Vim:
- better as an editor
- more active scripting community - internal language: vimscript
- one central repository of scripts, plugins, color schemes, ...
- also extensible in python, ruby
- can be made portable (emacs has some problems with that)
Emacs:
- non modal (most of today's editors have taken this approach)
- more powerful language for extending it (elisp is a full blown language, and in emacs you can practically redefine everything; while in vim you cannot redefine build in functions of the editor. On the downside, vimscript is relatively similar to today's dynamic languages while elisp doesn't resemble pretty much anything)
- more extendible
- excellent support for GNU tools (the bunch of them)

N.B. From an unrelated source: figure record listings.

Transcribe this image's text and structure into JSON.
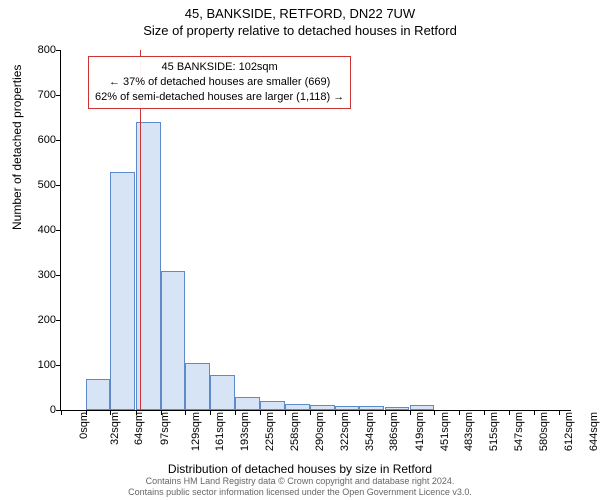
{
  "titles": {
    "main": "45, BANKSIDE, RETFORD, DN22 7UW",
    "sub": "Size of property relative to detached houses in Retford"
  },
  "chart": {
    "type": "histogram",
    "bar_fill": "#d6e4f5",
    "bar_stroke": "#5c8acb",
    "marker_line_color": "#cc3333",
    "background": "#ffffff",
    "xlim": [
      0,
      660
    ],
    "ylim": [
      0,
      800
    ],
    "ytick_step": 100,
    "yticks": [
      0,
      100,
      200,
      300,
      400,
      500,
      600,
      700,
      800
    ],
    "xticks": [
      0,
      32,
      64,
      97,
      129,
      161,
      193,
      225,
      258,
      290,
      322,
      354,
      386,
      419,
      451,
      483,
      515,
      547,
      580,
      612,
      644
    ],
    "xtick_labels": [
      "0sqm",
      "32sqm",
      "64sqm",
      "97sqm",
      "129sqm",
      "161sqm",
      "193sqm",
      "225sqm",
      "258sqm",
      "290sqm",
      "322sqm",
      "354sqm",
      "386sqm",
      "419sqm",
      "451sqm",
      "483sqm",
      "515sqm",
      "547sqm",
      "580sqm",
      "612sqm",
      "644sqm"
    ],
    "bar_width_data": 32,
    "bars": [
      {
        "x": 0,
        "y": 0
      },
      {
        "x": 32,
        "y": 68
      },
      {
        "x": 64,
        "y": 530
      },
      {
        "x": 97,
        "y": 640
      },
      {
        "x": 129,
        "y": 310
      },
      {
        "x": 161,
        "y": 105
      },
      {
        "x": 193,
        "y": 78
      },
      {
        "x": 225,
        "y": 30
      },
      {
        "x": 258,
        "y": 20
      },
      {
        "x": 290,
        "y": 14
      },
      {
        "x": 322,
        "y": 12
      },
      {
        "x": 354,
        "y": 9
      },
      {
        "x": 386,
        "y": 8
      },
      {
        "x": 419,
        "y": 6
      },
      {
        "x": 451,
        "y": 12
      }
    ],
    "marker_x": 102,
    "ylabel": "Number of detached properties",
    "xlabel": "Distribution of detached houses by size in Retford"
  },
  "callout": {
    "line1": "45 BANKSIDE: 102sqm",
    "line2": "← 37% of detached houses are smaller (669)",
    "line3": "62% of semi-detached houses are larger (1,118) →"
  },
  "footer": {
    "line1": "Contains HM Land Registry data © Crown copyright and database right 2024.",
    "line2": "Contains public sector information licensed under the Open Government Licence v3.0."
  },
  "fonts": {
    "title_size": 13,
    "tick_size": 11,
    "label_size": 12,
    "callout_size": 11,
    "footer_size": 9
  }
}
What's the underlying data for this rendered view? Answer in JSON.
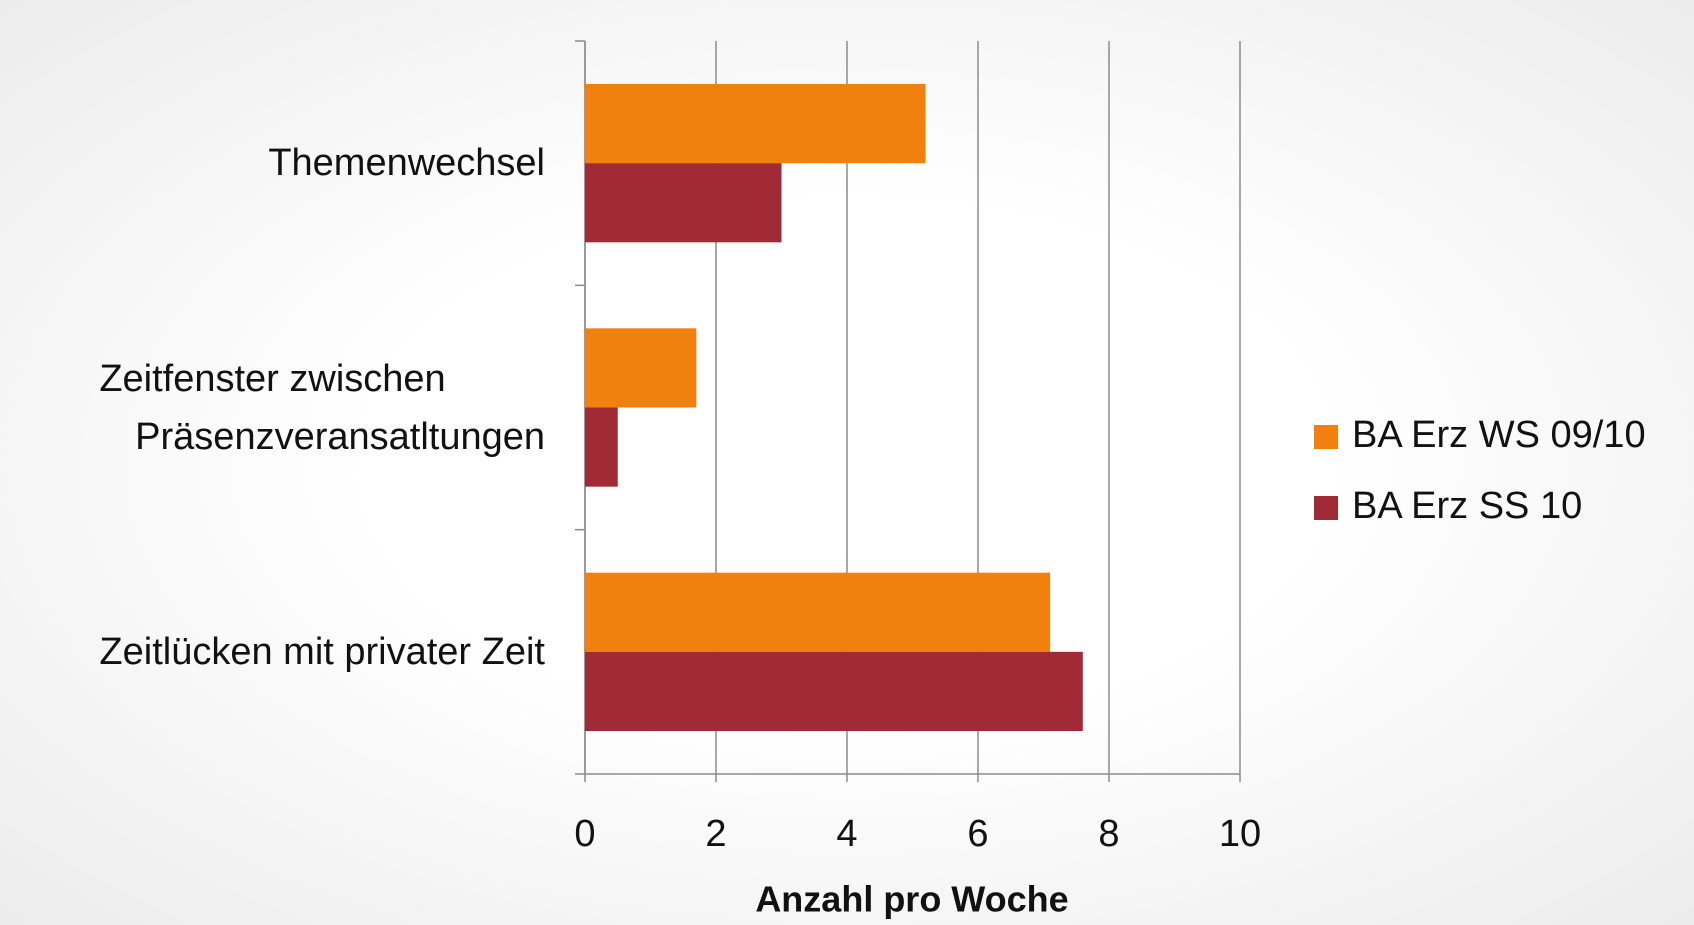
{
  "chart_data": {
    "type": "bar",
    "orientation": "horizontal",
    "categories": [
      "Themenwechsel",
      "Zeitfenster zwischen Präsenzveransatltungen",
      "Zeitlücken mit privater Zeit"
    ],
    "series": [
      {
        "name": "BA Erz WS 09/10",
        "color": "#f0810f",
        "values": [
          5.2,
          1.7,
          7.1
        ]
      },
      {
        "name": "BA Erz SS 10",
        "color": "#a12a37",
        "values": [
          3.0,
          0.5,
          7.6
        ]
      }
    ],
    "x_label": "Anzahl pro Woche",
    "xlim": [
      0,
      10
    ],
    "xticks": [
      0,
      2,
      4,
      6,
      8,
      10
    ],
    "grid": true,
    "legend": "right"
  }
}
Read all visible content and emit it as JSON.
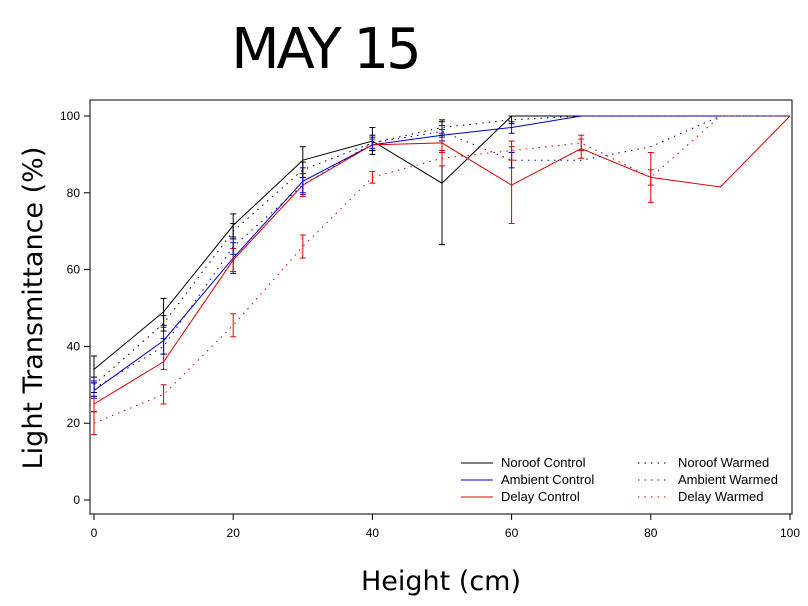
{
  "chart_data": {
    "type": "line",
    "title": "MAY 15",
    "xlabel": "Height (cm)",
    "ylabel": "Light Transmittance (%)",
    "xlim": [
      0,
      100
    ],
    "ylim": [
      -4,
      104
    ],
    "x_ticks": [
      0,
      20,
      40,
      60,
      80,
      100
    ],
    "y_ticks": [
      0,
      20,
      40,
      60,
      80,
      100
    ],
    "grid": false,
    "legend_position": "bottom-right",
    "series": [
      {
        "name": "Noroof Control",
        "color": "#000000",
        "style": "solid",
        "x": [
          0,
          10,
          20,
          30,
          40,
          50,
          60,
          70,
          80,
          90,
          100
        ],
        "y": [
          34,
          49,
          71.5,
          88.5,
          93.5,
          82.5,
          100,
          100,
          100,
          100,
          100
        ],
        "err": [
          3.5,
          3.5,
          3,
          3.5,
          3.5,
          16,
          0,
          0,
          0,
          0,
          0
        ]
      },
      {
        "name": "Ambient Control",
        "color": "#0000cc",
        "style": "solid",
        "x": [
          0,
          10,
          20,
          30,
          40,
          50,
          60,
          70,
          80,
          90,
          100
        ],
        "y": [
          28.5,
          41.5,
          63,
          83,
          92.5,
          95,
          97,
          100,
          100,
          100,
          100
        ],
        "err": [
          2,
          3.5,
          4,
          3.5,
          1.5,
          1.5,
          1.5,
          0,
          0,
          0,
          0
        ]
      },
      {
        "name": "Delay Control",
        "color": "#dd0000",
        "style": "solid",
        "x": [
          0,
          10,
          20,
          30,
          40,
          50,
          60,
          70,
          80,
          90,
          100
        ],
        "y": [
          25,
          36,
          62.5,
          82,
          92.5,
          93,
          82,
          91.5,
          84,
          81.5,
          100
        ],
        "err": [
          2,
          2,
          3,
          3,
          1.5,
          2.5,
          10,
          2.5,
          6.5,
          0,
          0
        ]
      },
      {
        "name": "Noroof Warmed",
        "color": "#000000",
        "style": "dotted",
        "x": [
          0,
          10,
          20,
          30,
          40,
          50,
          60,
          70,
          80,
          90,
          100
        ],
        "y": [
          30,
          46,
          70,
          86,
          93,
          97,
          99,
          100,
          100,
          100,
          100
        ],
        "err": [
          2,
          2,
          2,
          2,
          2,
          2,
          1,
          0,
          0,
          0,
          0
        ]
      },
      {
        "name": "Ambient Warmed",
        "color": "#0000cc",
        "style": "dotted",
        "x": [
          0,
          10,
          20,
          30,
          40,
          50,
          60,
          70,
          80,
          90,
          100
        ],
        "y": [
          29,
          40,
          66,
          82,
          93,
          96,
          88.5,
          88.5,
          92,
          100,
          100
        ],
        "err": [
          2,
          2,
          2,
          2,
          1.5,
          1.5,
          2,
          0,
          0,
          0,
          0
        ]
      },
      {
        "name": "Delay Warmed",
        "color": "#dd0000",
        "style": "dotted",
        "x": [
          0,
          10,
          20,
          30,
          40,
          50,
          60,
          70,
          80,
          90,
          100
        ],
        "y": [
          20,
          27.5,
          45.5,
          66,
          84,
          89,
          91,
          93,
          84,
          100,
          100
        ],
        "err": [
          3,
          2.5,
          3,
          3,
          1.5,
          2,
          2.5,
          2,
          2,
          0,
          0
        ]
      }
    ]
  }
}
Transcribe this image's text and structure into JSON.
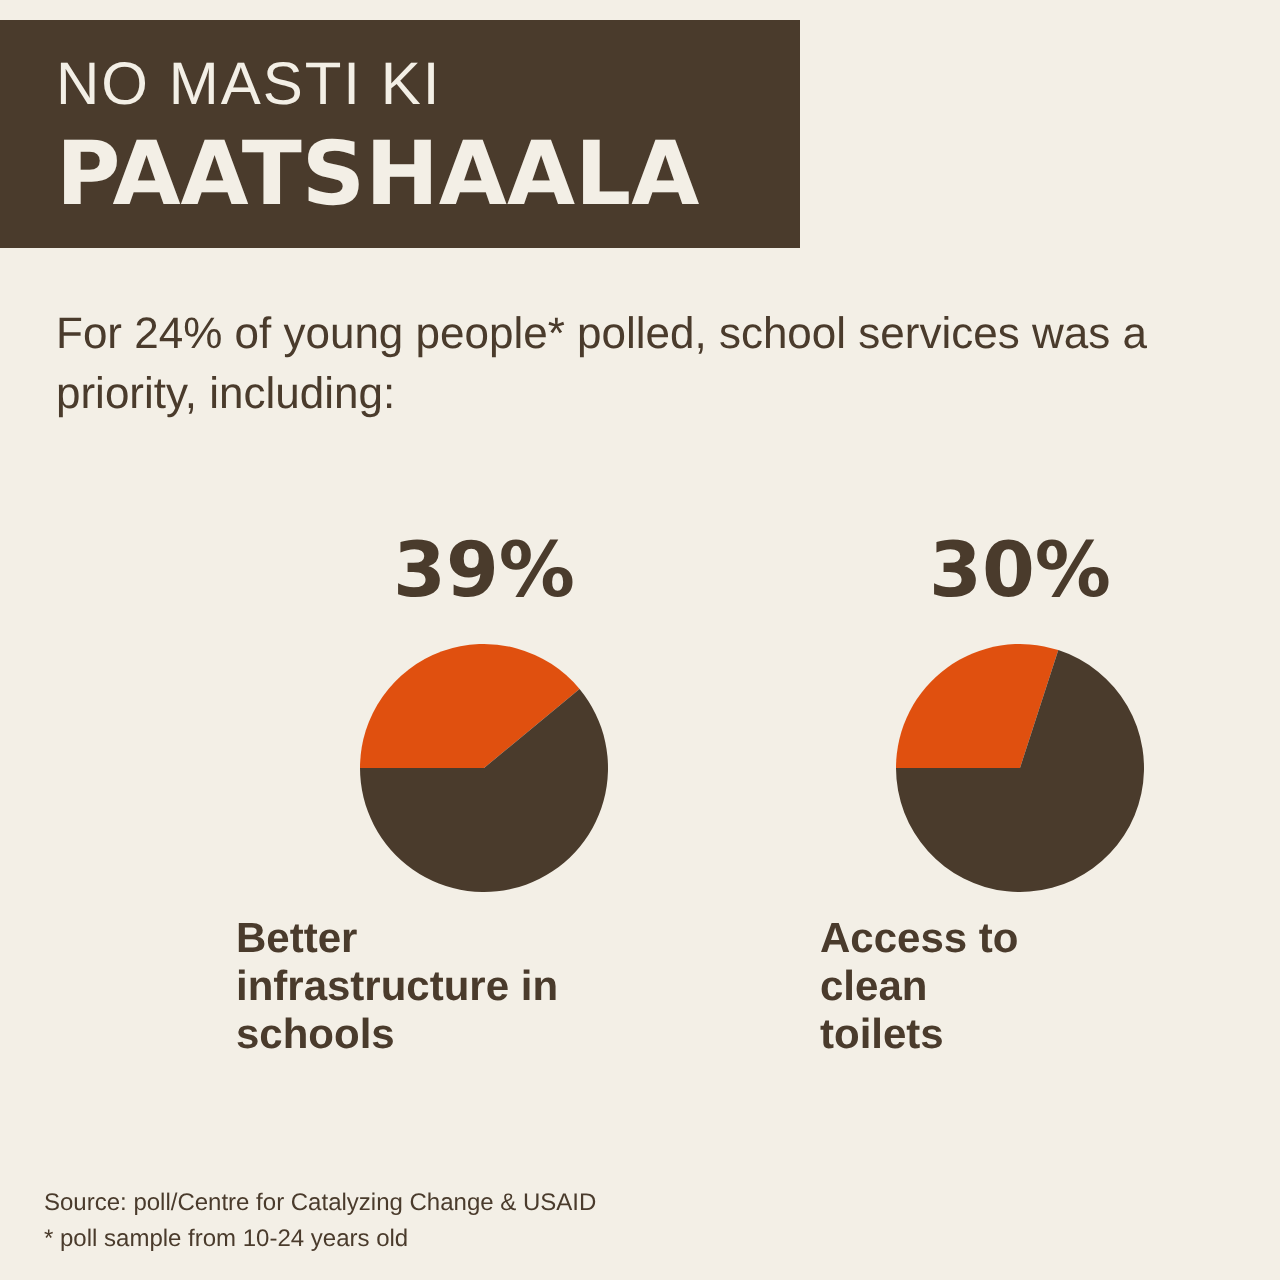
{
  "chart_data": [
    {
      "type": "other",
      "title": "NO MASTI KI\nPAATSHAALA",
      "subtitle": "For 24% of young people* polled, school services was a priority, including:",
      "annotations": [
        "Source: poll/Centre for Catalyzing Change & USAID",
        "* poll sample from 10-24 years old"
      ]
    },
    {
      "type": "pie",
      "xlabel": "Better infrastructure in schools",
      "categories": [
        null,
        null
      ],
      "values": [
        39,
        61
      ],
      "colors": [
        "#e0500f",
        "#4a3b2c"
      ],
      "value_labels": [
        "39%",
        null
      ]
    },
    {
      "type": "pie",
      "xlabel": "Access to clean toilets",
      "categories": [
        null,
        null
      ],
      "values": [
        30,
        70
      ],
      "colors": [
        "#e0500f",
        "#4a3b2c"
      ],
      "value_labels": [
        "30%",
        null
      ]
    }
  ]
}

Personally, I prefer vim - it is small, does what it's supposed to do, and when I wish a full blown IDE I open VS. Emacs's approach of being an editor which wants to be an IDE (or should I say, an OS), but is not quite, is IMHO, outdated. In the old days having a email client, ftp client, tetris, ... whatnot in one package (emacs) made some sense ... nowadays, it doesn't anymore.
Both are however a topic of religious discussions among the programmer and superuser community users, and in that respect, both are excellent for starting flame wars if putted in contact (in the same sentence / question).
Also, the differences between both have already been covered in several questions in here, so for the finer details search a little on the topic.